Ketika saya harus kembali lagi ke Ponorogo setelah 'gagal' di Jakarta, dunia saya seakan runtuh. Hilang sudah semua harapan, impian dan cita-cita saya untuk menjadi bagian orang sukses di kota itu.

Saya sakit! Bukan hanya tubuh saya yang sakit terkena TBC (ini alasan utama kenapa saya harus hengkang dari ibu kota itu), tapi jiwa saya juga sakit! Remuk redam rasanya. Apa yang bisa saya andalkan di kota sekecil Ponorogo?

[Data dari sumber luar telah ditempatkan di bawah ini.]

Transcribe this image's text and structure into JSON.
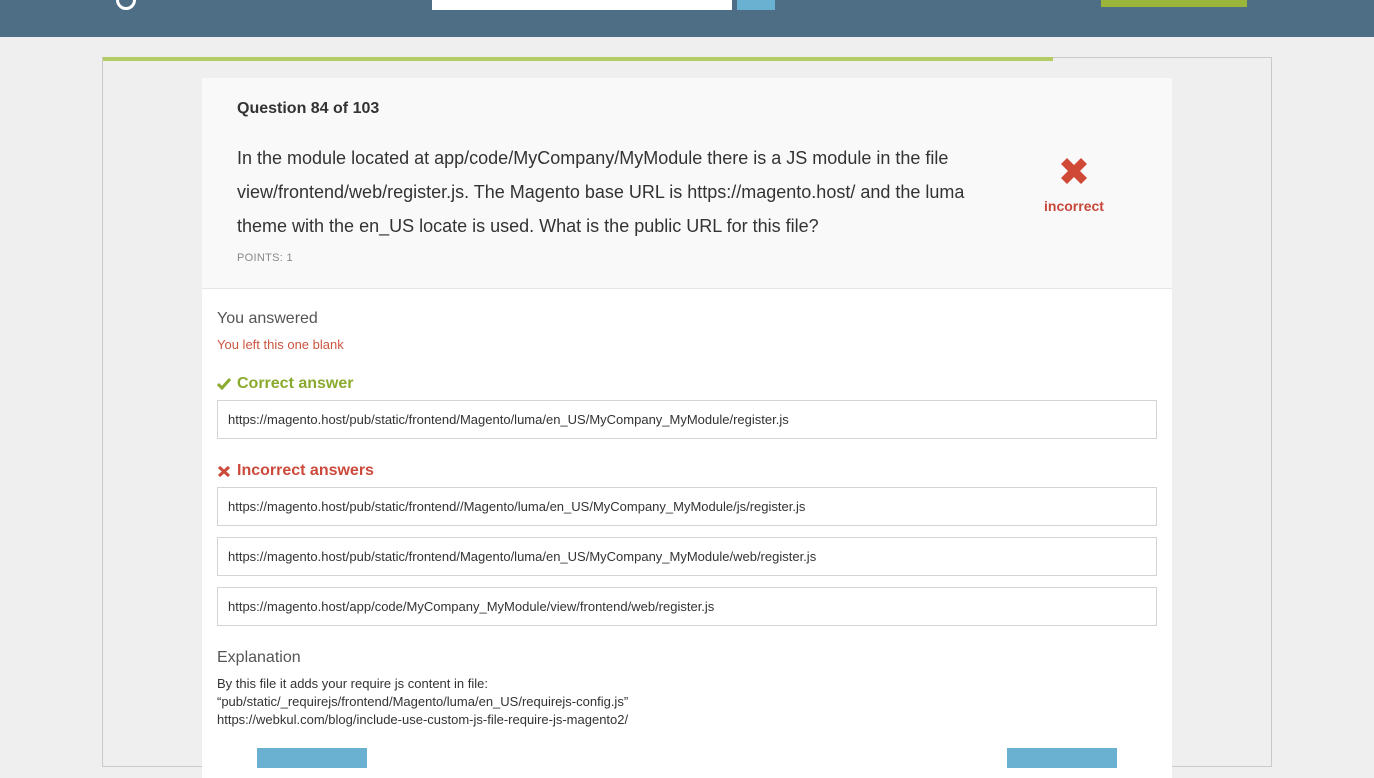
{
  "header": {
    "logo_icon": "logo-mark-icon",
    "search_icon": "search-icon"
  },
  "question": {
    "number_text": "Question 84 of 103",
    "text": "In the module located at app/code/MyCompany/MyModule there is a JS module in the file view/frontend/web/register.js. The Magento base URL is https://magento.host/ and the luma theme with the en_US locate is used. What is the public URL for this file?",
    "points": "POINTS: 1",
    "progress_fraction": 0.81
  },
  "result": {
    "icon": "x-icon",
    "label": "incorrect",
    "color": "#c7483b"
  },
  "answered": {
    "label": "You answered",
    "value": "You left this one blank"
  },
  "correct": {
    "title": "Correct answer",
    "icon": "check-icon",
    "color": "#8aaa2e",
    "answers": [
      "https://magento.host/pub/static/frontend/Magento/luma/en_US/MyCompany_MyModule/register.js"
    ]
  },
  "incorrect": {
    "title": "Incorrect answers",
    "icon": "x-small-icon",
    "color": "#cc4a3c",
    "answers": [
      "https://magento.host/pub/static/frontend//Magento/luma/en_US/MyCompany_MyModule/js/register.js",
      "https://magento.host/pub/static/frontend/Magento/luma/en_US/MyCompany_MyModule/web/register.js",
      "https://magento.host/app/code/MyCompany_MyModule/view/frontend/web/register.js"
    ]
  },
  "explanation": {
    "title": "Explanation",
    "lines": [
      "By this file it adds your require js content in file:",
      "“pub/static/_requirejs/frontend/Magento/luma/en_US/requirejs-config.js”",
      "https://webkul.com/blog/include-use-custom-js-file-require-js-magento2/"
    ]
  }
}
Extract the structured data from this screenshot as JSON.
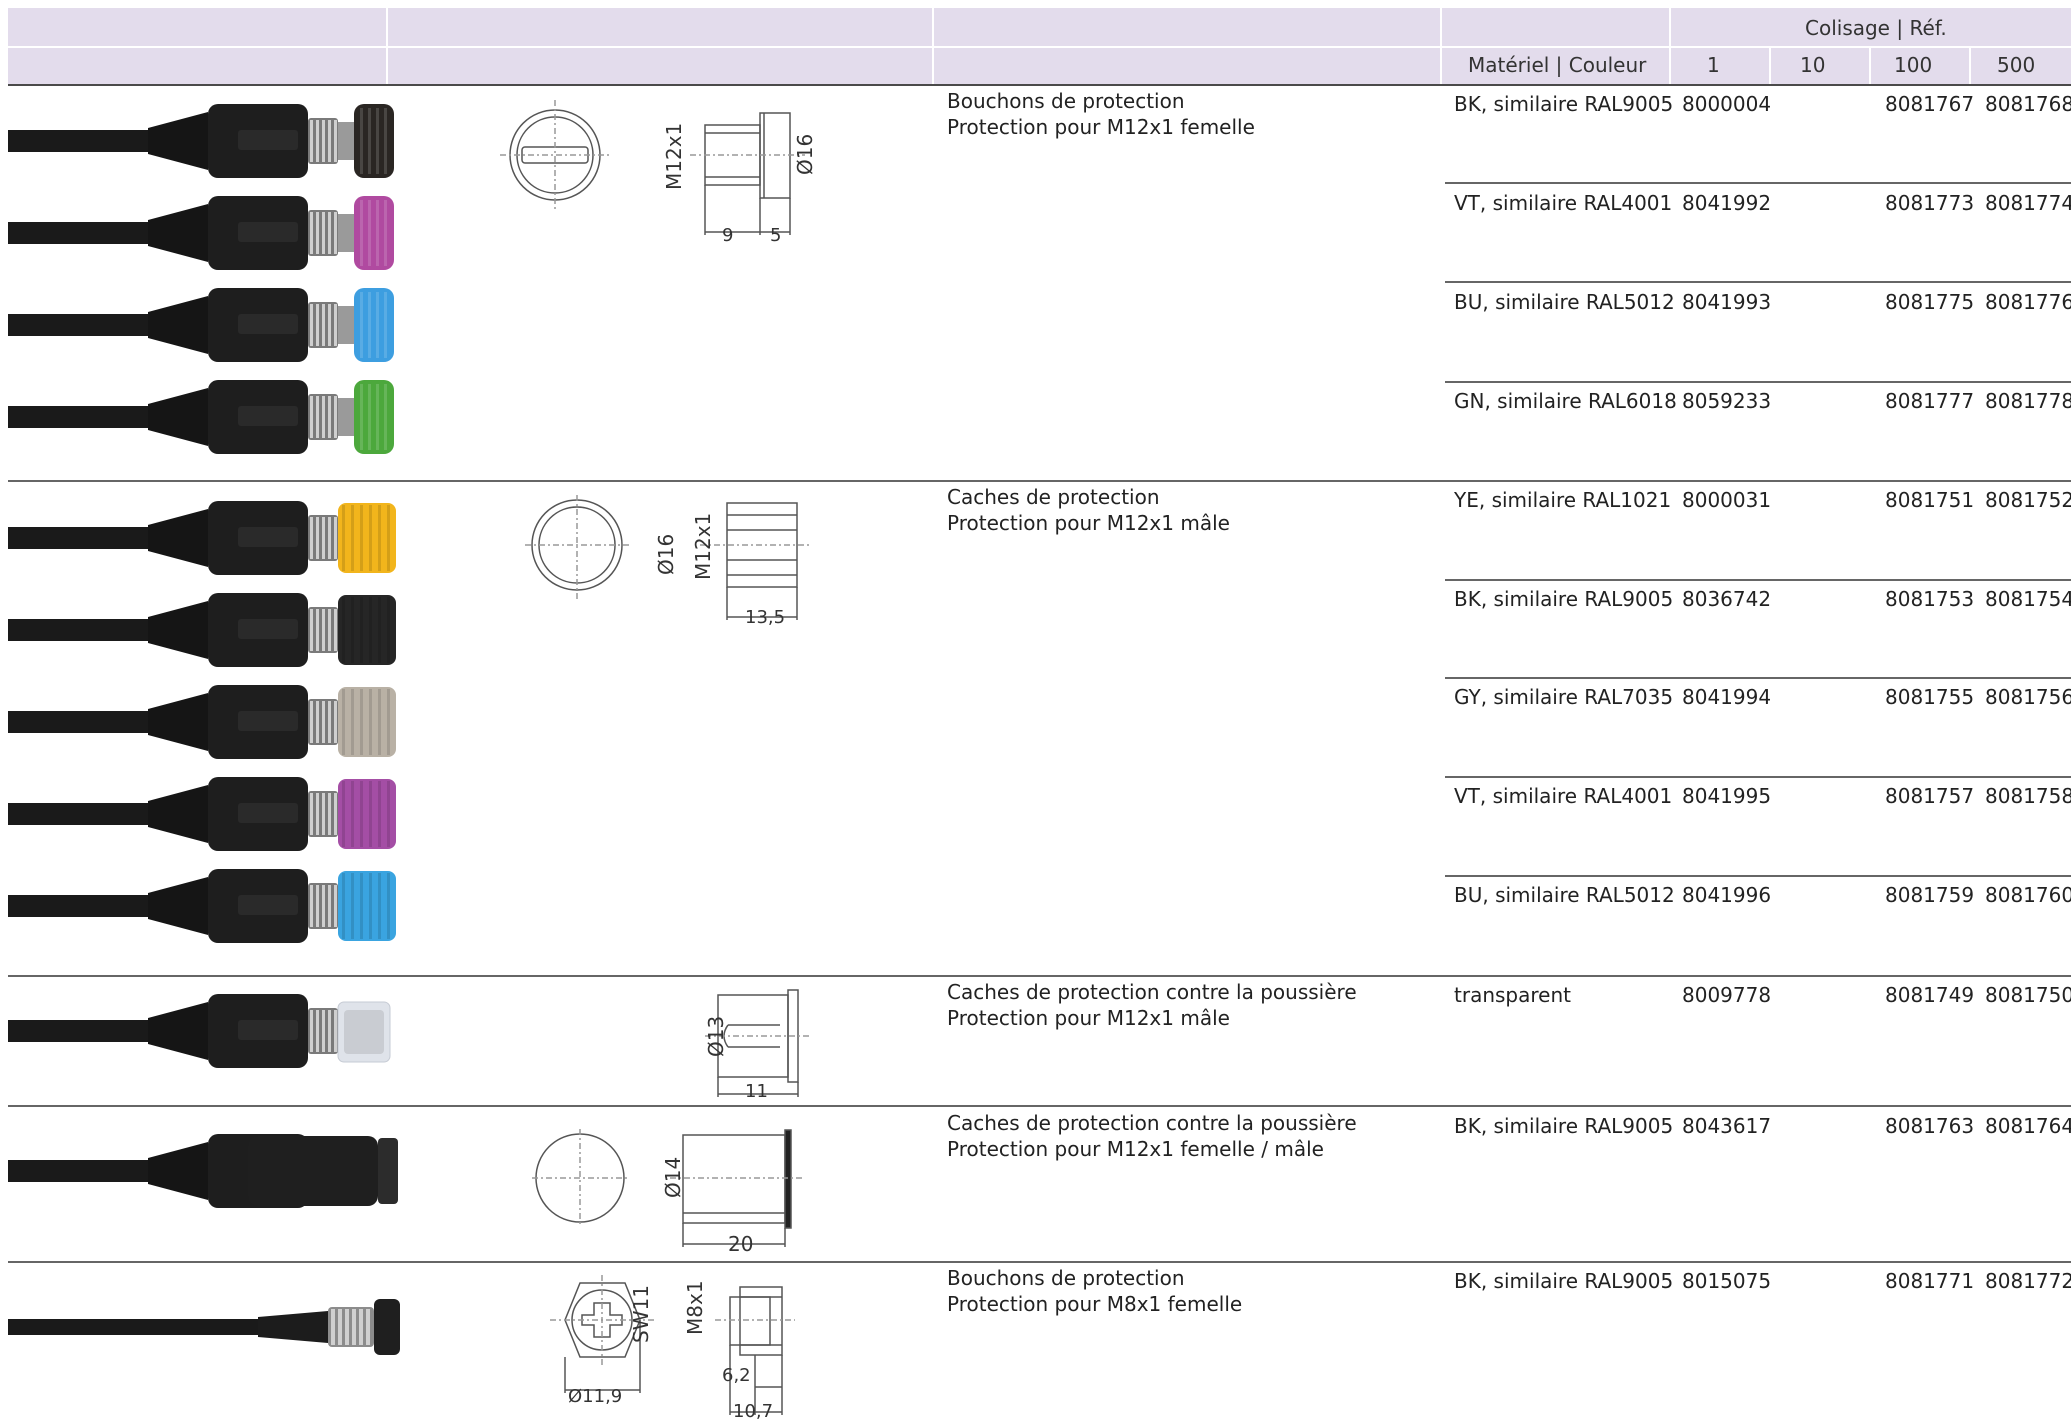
{
  "header": {
    "colisage_label": "Colisage | Réf.",
    "material_label": "Matériel | Couleur",
    "qty_1": "1",
    "qty_10": "10",
    "qty_100": "100",
    "qty_500": "500"
  },
  "groups": [
    {
      "title": "Bouchons de protection",
      "subtitle": "Protection pour M12x1 femelle",
      "drawing_labels": [
        "M12x1",
        "Ø16",
        "9",
        "5"
      ],
      "rows": [
        {
          "material": "BK, similaire RAL9005",
          "ref_1": "8000004",
          "ref_10": "",
          "ref_100": "8081767",
          "ref_500": "8081768",
          "cap_color": "#2a2623"
        },
        {
          "material": "VT, similaire RAL4001",
          "ref_1": "8041992",
          "ref_10": "",
          "ref_100": "8081773",
          "ref_500": "8081774",
          "cap_color": "#b04aa0"
        },
        {
          "material": "BU, similaire RAL5012",
          "ref_1": "8041993",
          "ref_10": "",
          "ref_100": "8081775",
          "ref_500": "8081776",
          "cap_color": "#3d9ee0"
        },
        {
          "material": "GN, similaire RAL6018",
          "ref_1": "8059233",
          "ref_10": "",
          "ref_100": "8081777",
          "ref_500": "8081778",
          "cap_color": "#4ca83c"
        }
      ]
    },
    {
      "title": "Caches de protection",
      "subtitle": "Protection pour M12x1 mâle",
      "drawing_labels": [
        "Ø16",
        "M12x1",
        "13,5"
      ],
      "rows": [
        {
          "material": "YE, similaire RAL1021",
          "ref_1": "8000031",
          "ref_10": "",
          "ref_100": "8081751",
          "ref_500": "8081752",
          "cap_color": "#f2b51c"
        },
        {
          "material": "BK, similaire RAL9005",
          "ref_1": "8036742",
          "ref_10": "",
          "ref_100": "8081753",
          "ref_500": "8081754",
          "cap_color": "#262626"
        },
        {
          "material": "GY, similaire RAL7035",
          "ref_1": "8041994",
          "ref_10": "",
          "ref_100": "8081755",
          "ref_500": "8081756",
          "cap_color": "#b9b1a5"
        },
        {
          "material": "VT, similaire RAL4001",
          "ref_1": "8041995",
          "ref_10": "",
          "ref_100": "8081757",
          "ref_500": "8081758",
          "cap_color": "#a44ea5"
        },
        {
          "material": "BU, similaire RAL5012",
          "ref_1": "8041996",
          "ref_10": "",
          "ref_100": "8081759",
          "ref_500": "8081760",
          "cap_color": "#3aa4e0"
        }
      ]
    },
    {
      "title": "Caches de protection contre la poussière",
      "subtitle": "Protection pour M12x1 mâle",
      "drawing_labels": [
        "Ø13",
        "11"
      ],
      "rows": [
        {
          "material": "transparent",
          "ref_1": "8009778",
          "ref_10": "",
          "ref_100": "8081749",
          "ref_500": "8081750",
          "cap_color": "#dfe3ea"
        }
      ]
    },
    {
      "title": "Caches de protection contre la poussière",
      "subtitle": "Protection pour M12x1 femelle / mâle",
      "drawing_labels": [
        "Ø14",
        "20"
      ],
      "rows": [
        {
          "material": "BK, similaire RAL9005",
          "ref_1": "8043617",
          "ref_10": "",
          "ref_100": "8081763",
          "ref_500": "8081764",
          "cap_color": "#1f1f1f"
        }
      ]
    },
    {
      "title": "Bouchons de protection",
      "subtitle": "Protection pour M8x1 femelle",
      "drawing_labels": [
        "SW11",
        "M8x1",
        "Ø11,9",
        "6,2",
        "10,7"
      ],
      "rows": [
        {
          "material": "BK, similaire RAL9005",
          "ref_1": "8015075",
          "ref_10": "",
          "ref_100": "8081771",
          "ref_500": "8081772",
          "cap_color": "#1f1f1f"
        }
      ]
    }
  ]
}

Saya lulusan Politeknik Perkapalan. Sementara di Ponorogo nggak ada laut dan nggak ada perusahaan kapal. Bagaimana saya bisa mencari uang? Bayangan masa depan suram sudah tentu menjadi mimpi buruk saya setiap malam.

Foto ketika saya sakit TBC di Cilincing, Jakarta Utara dan buku wisuda ITS tahun 2002. Saya adalah lulusan no. 4 dari 38 mahasiswa dengan IPK Sangat Memuaskan

3 bulan lamanya saya mengalami 'koma' rohani. Hidup segan, mati tak mau. Usaha saya untuk mencari pekerjaan baru di Surabaya pun mental semua. Badan saya habis, uang saya habis, kepercayaan diri saya pun nyaris habis. Tapi puji Tuhan, akhirnya saya bisa melewati segala ujian di tahun 2005 itu dan masih bisa tegak berdiri sampai hari ini.

1. Usaha Warnet

Setelah semua surat lamaran saya ke Surabaya tak berhasil, orang tua saya berbelas kasihan memberikan modal ke saya untuk mendirikan sebuah warnet. Dengan 10 unit komputer, akhirnya saya pun berusaha mulai menata hidup dari nol sebagai pengusaha warnet.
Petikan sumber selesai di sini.